Infortunio sul lavoro, 48enne è grave

L’uomo era al tornio: un pezzo di metallo si è sganciato, colpendolo alla testa. Operato d’urgenza, è in Rianimazione
PESCARA. Stava lavorando al tornio quando improvvisamente un pezzo di metallo lo ha colpito alla testa. Gravissimo infortunio sul lavoro, ieri mattina, a Pescara. A farne le spese, un operaio di 48 anni, F.G., residente in città. L'uomo è ricoverato in prognosi riservata nel reparto di Rianimazione.
Tutto è accaduto attorno alle 10, in strada Fosso Cavone, all’interno di una ditta che opera nel settore della fornitura e assistenza di nastri trasportatori e delle loro componenti di proprietà della sua famiglia. Il 48enne stava effettuando dei lavori al tornio quando, per cause che si stanno accertando, dal macchinario si sarebbe sganciato un pezzo, e un componente lo avrebbe colpito alla testa, facendogli perdere conoscenza.
Immediatamente è stato lanciato l’allarme e sul posto, dalla centrale operativa del 118 è stata inviata un’ambulanza medicalizzata. Le sue condizioni sono apparse ai soccorritori, sin dai primi istanti, molto serie. Una volta arrivato in codice rosso al pronto soccorso è stato stabilizzato e poi, in tarda mattinata, sottoposto a un intervento chirurgico.
Insieme ai sanitari del 118, sul luogo in cui è avvenuto l'incidente sono intervenuti i carabinieri della compagnia di Pescara coordinati dal capitano Antonio Tricarico per gli accertamenti. Per cercare di capire cosa fosse successo, sono stati subito sentiti i testimoni.
Il macchinario, così come l’intera area, è stato sequestrato per consentire tutti gli accertamenti necessari. Nel frattempo, come da protocollo, è stato avvisata la Asl. Sul posto sono intervenuti, quindi, il personale dell'Ufficio tutela e salute nei luoghi di lavoro della Azienda sanitaria pescarese e quello dell’Ispettorato del lavoro. Ora si sta cercando di capire se siano state rispettate tutte le norme di sicurezza e, quindi, se vi siano responsabilità e, nel caso, di che genere.
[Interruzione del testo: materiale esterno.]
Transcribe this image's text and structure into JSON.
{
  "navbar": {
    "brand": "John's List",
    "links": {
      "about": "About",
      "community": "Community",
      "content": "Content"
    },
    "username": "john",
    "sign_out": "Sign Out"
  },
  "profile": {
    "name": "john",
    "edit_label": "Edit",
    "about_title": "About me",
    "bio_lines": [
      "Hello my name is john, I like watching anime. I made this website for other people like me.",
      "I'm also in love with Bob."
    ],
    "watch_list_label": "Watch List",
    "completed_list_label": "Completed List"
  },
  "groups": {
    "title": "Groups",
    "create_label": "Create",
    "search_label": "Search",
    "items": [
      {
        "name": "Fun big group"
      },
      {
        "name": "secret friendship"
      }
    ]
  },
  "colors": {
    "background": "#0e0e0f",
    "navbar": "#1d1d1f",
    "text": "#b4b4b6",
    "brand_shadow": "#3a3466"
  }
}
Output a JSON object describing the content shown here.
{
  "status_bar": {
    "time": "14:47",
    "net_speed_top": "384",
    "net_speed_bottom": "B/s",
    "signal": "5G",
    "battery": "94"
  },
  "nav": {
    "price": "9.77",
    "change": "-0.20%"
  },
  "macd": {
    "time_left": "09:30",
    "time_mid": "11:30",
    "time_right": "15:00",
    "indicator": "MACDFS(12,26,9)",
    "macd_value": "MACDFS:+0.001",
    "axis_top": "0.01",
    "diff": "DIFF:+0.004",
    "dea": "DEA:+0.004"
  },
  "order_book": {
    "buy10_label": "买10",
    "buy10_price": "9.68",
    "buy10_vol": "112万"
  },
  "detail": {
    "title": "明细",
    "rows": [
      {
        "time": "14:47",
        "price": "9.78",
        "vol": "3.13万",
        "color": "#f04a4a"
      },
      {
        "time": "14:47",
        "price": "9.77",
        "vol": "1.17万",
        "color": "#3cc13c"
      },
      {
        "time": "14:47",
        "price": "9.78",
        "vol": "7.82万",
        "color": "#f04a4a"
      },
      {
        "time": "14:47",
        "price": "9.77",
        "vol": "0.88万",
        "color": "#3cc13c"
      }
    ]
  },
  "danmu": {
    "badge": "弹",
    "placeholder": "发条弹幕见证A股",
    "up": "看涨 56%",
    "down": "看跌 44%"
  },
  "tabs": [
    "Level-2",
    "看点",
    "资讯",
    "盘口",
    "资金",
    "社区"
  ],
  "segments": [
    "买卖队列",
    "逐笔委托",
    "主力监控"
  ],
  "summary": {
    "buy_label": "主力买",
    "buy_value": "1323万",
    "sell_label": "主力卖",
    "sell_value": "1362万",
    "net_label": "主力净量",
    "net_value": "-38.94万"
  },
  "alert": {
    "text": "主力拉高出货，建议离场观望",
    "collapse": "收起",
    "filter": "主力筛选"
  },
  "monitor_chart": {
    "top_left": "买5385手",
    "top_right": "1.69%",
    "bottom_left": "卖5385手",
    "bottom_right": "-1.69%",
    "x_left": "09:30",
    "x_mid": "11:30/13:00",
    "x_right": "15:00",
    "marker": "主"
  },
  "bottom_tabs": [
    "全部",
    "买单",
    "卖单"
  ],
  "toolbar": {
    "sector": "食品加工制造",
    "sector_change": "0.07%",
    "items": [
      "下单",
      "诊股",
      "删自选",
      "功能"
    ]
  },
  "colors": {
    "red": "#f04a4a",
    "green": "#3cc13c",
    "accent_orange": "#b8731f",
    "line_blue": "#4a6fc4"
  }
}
Sconvolti i colleghi e gli amici del 48enne. Nessuno ha voglia di parlare. «Un grande ragazzo, non ci sono parole» è il commento di chi ieri mattina, era davanti all’azienda mentre erano in corso gli accertamenti dei carabinieri.
Si tratta dell'ennesimo grave incidente sul lavoro che si verifica nel Pescarese. In prefettura, dallo scorso anno, per volontà del prefetto Giancarlo Di Vincenzo, è stato istituito un tavolo provinciale in materia di sicurezza nei luoghi di lavoro, di cui fanno parte forze di polizia, rappresentanti di Provincia, Comuni, camera di commercio, Ispettorato del lavoro, Ufficio scolastico territoriale, Asl, Inps, Inail, Anmil, organizzazioni sindacali e associazioni datoriali dei diversi settori produttivi e commerciali proprio per cercare di prevenire. Un mese fa, è stata rilevata la necessità di incrementare l’azione informativa nei confronti di coloro che commissionano lavori edili per fornire loro orientamento sulle regole che il committente deve seguire per la sicurezza nei cantieri. Da qui è nata la brochure dal titolo “Le buone prassi che deve seguire il committente per la sicurezza nei cantieri”, distribuito alle pubbliche amministrazioni e gli enti locali per diffonderlo il più possibile tra i cittadini.